The DTA pertains to income taxes imposed by both Singapore and China, covering:

  • Chinese individual income tax (IIT) corporate income tax (CIT); and
  • Singapore’s income tax.
  • Under the Singapore-China DTA, a permanent establishment is defined as a fixed place where a business conducts its activities. This includes any building site, construction, or assembly project lasting more than six months, as well as the provision of services through personnel for periods ranging between six to twelve months (Article 5). This definition outlines the criteria for determining a permanent establishment for tax purposes, ensuring clarity and consistency in tax obligations for businesses operating between the two countries.

Withholding tax rates are outlined as follows:

  • Dividends: Rates range between 5 percent and 10 percent, with the lower rate applying where the beneficial owner of the dividend is a company (not a partnership) that directly owns at least 25 percent of the capital of the paying company.
  • Interest: Typically set between 7 and 10 percent percent, with the lower rate applying to interest payable to banks or financial institutions.
  • Royalties: Rates vary from 6 percent to 10 percent, contingent on the type of royalties paid.
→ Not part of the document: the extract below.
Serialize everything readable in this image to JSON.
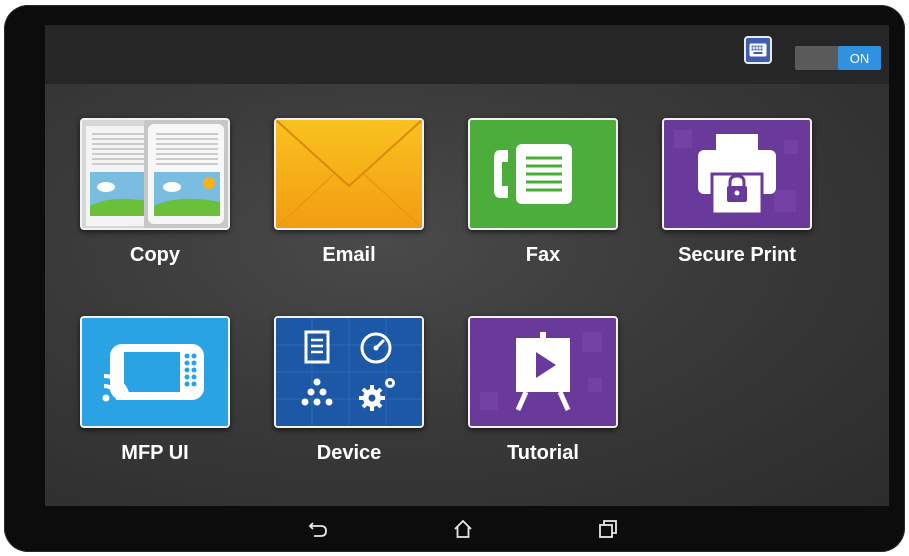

In the context of double taxation relief, China follows the credit method, which means that if income is taxed in both China and another country, the taxpayer can typically claim credit in China for the taxes paid abroad, thus reducing the overall tax burden.

Singapore also uses the credit method to avoid double taxation. Specifically:

When a Singapore resident earns income from China that is taxable in China under the agreement, the tax paid in China can be credited against the Singapore tax on that income. This is subject to Singapore’s domestic laws regarding foreign tax credits.
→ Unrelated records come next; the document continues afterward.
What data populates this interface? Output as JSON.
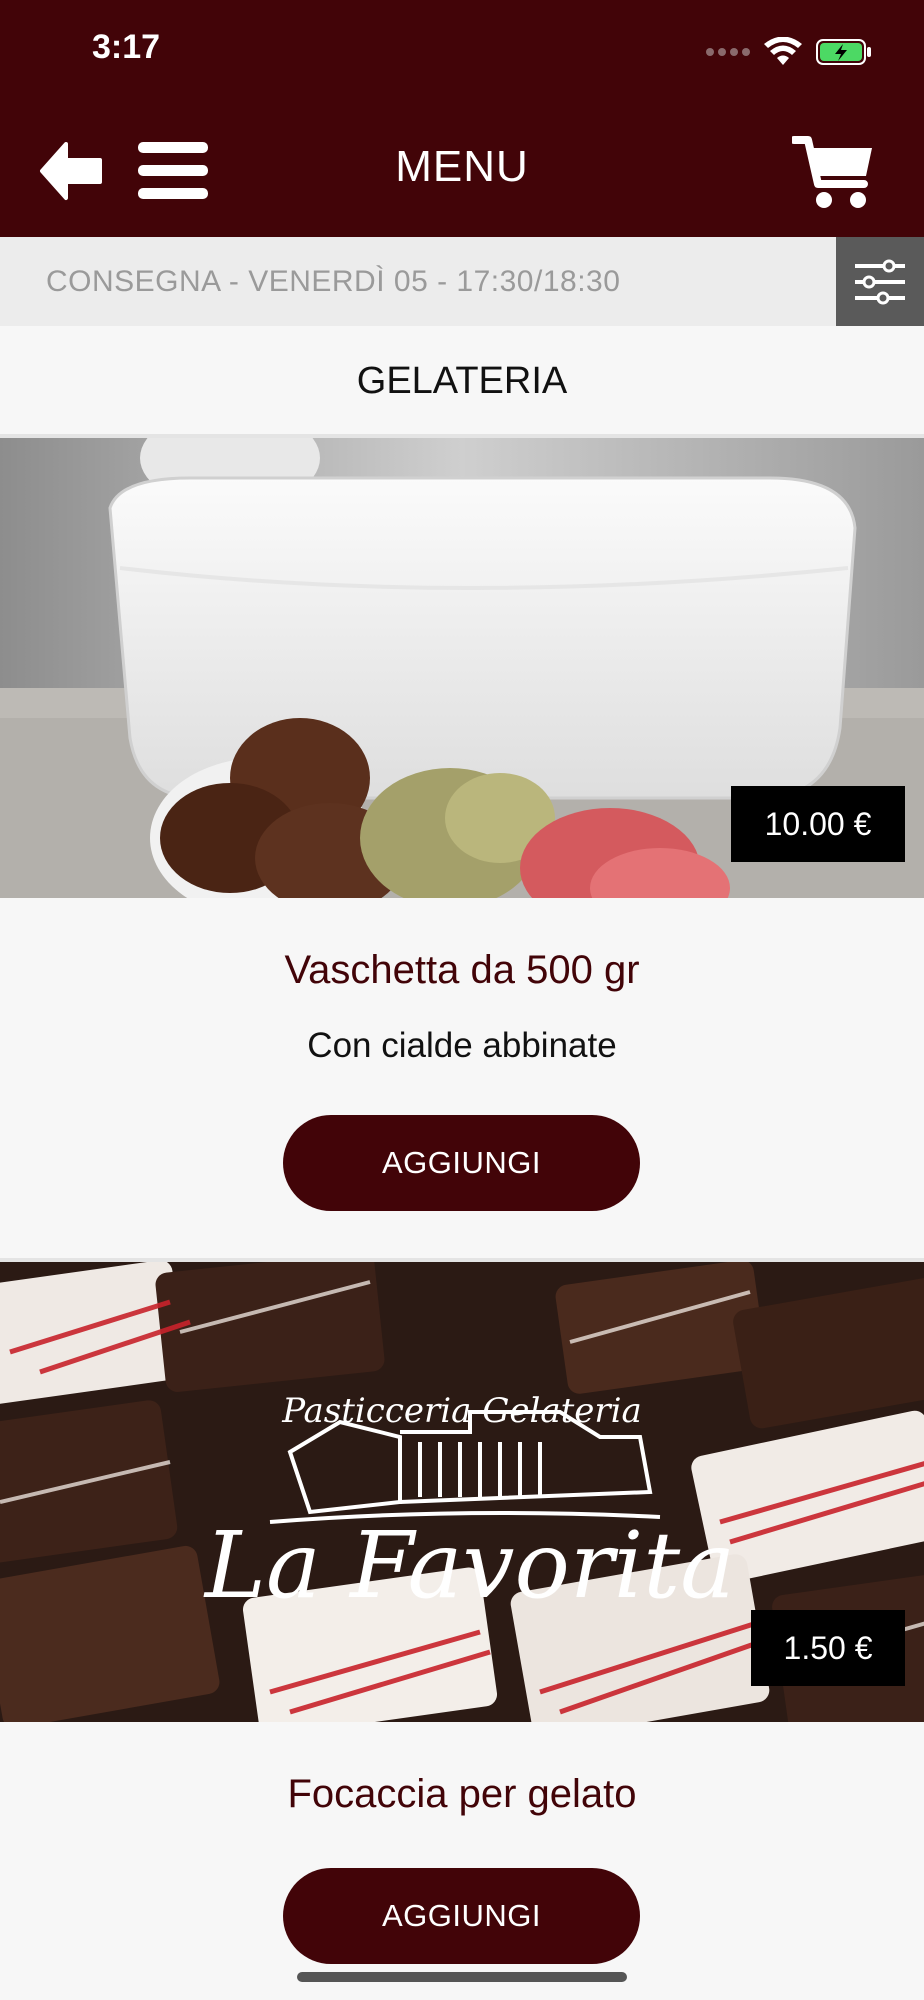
{
  "status_bar": {
    "time": "3:17"
  },
  "nav": {
    "title": "MENU",
    "back_icon": "arrow-left-icon",
    "menu_icon": "hamburger-icon",
    "cart_icon": "cart-icon"
  },
  "delivery": {
    "text": "CONSEGNA - VENERDÌ 05 - 17:30/18:30",
    "filter_icon": "sliders-icon"
  },
  "section": {
    "title": "GELATERIA"
  },
  "products": [
    {
      "name": "Vaschetta da 500 gr",
      "description": "Con cialde abbinate",
      "price": "10.00 €",
      "button_label": "AGGIUNGI",
      "image": "gelato-tub-image"
    },
    {
      "name": "Focaccia per gelato",
      "price": "1.50 €",
      "button_label": "AGGIUNGI",
      "image": "chocolates-logo-image",
      "logo_text_top": "Pasticceria Gelateria",
      "logo_text_main": "La Favorita"
    }
  ],
  "colors": {
    "brand": "#420408",
    "price_badge": "#000000",
    "filter_button": "#5a5a5a"
  }
}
If the income from China is a dividend paid to a Singaporean company owning at least 10 percent of the share capital of the Chinese company, the credit can take into account the Chinese tax paid by the Chinese company on the profits from which the dividend is paid.

Multilateral treaties

Singapore and China, both members of the WTO, are signatories to various multilateral treaties concerning trade and investment. These include:

The Agreement on Trade-Related Aspects of Intellectual Property Rights (TRIPS), which mandates WTO members to extend intellectual property rights to owners in any member state. It incorporates a most-favored-nation (MFN) clause, ensuring equal treatment for IP rights protection across all member countries. Additionally, it provides mechanisms for dispute resolution and compensation.

The Agreement on Trade-Related Investment Measures (TRIMs), which prohibits the implementation of investment measures that restrict trade between members. This includes measures like local content requirements, which mandate the use of locally-produced goods or services by companies operating in a market.

The General Agreement on Trade in Services (GATS), which grants the most-favored-nation status to service providers of any WTO member, excluding governmental services such as social security, public health, education, and certain services related to air transport.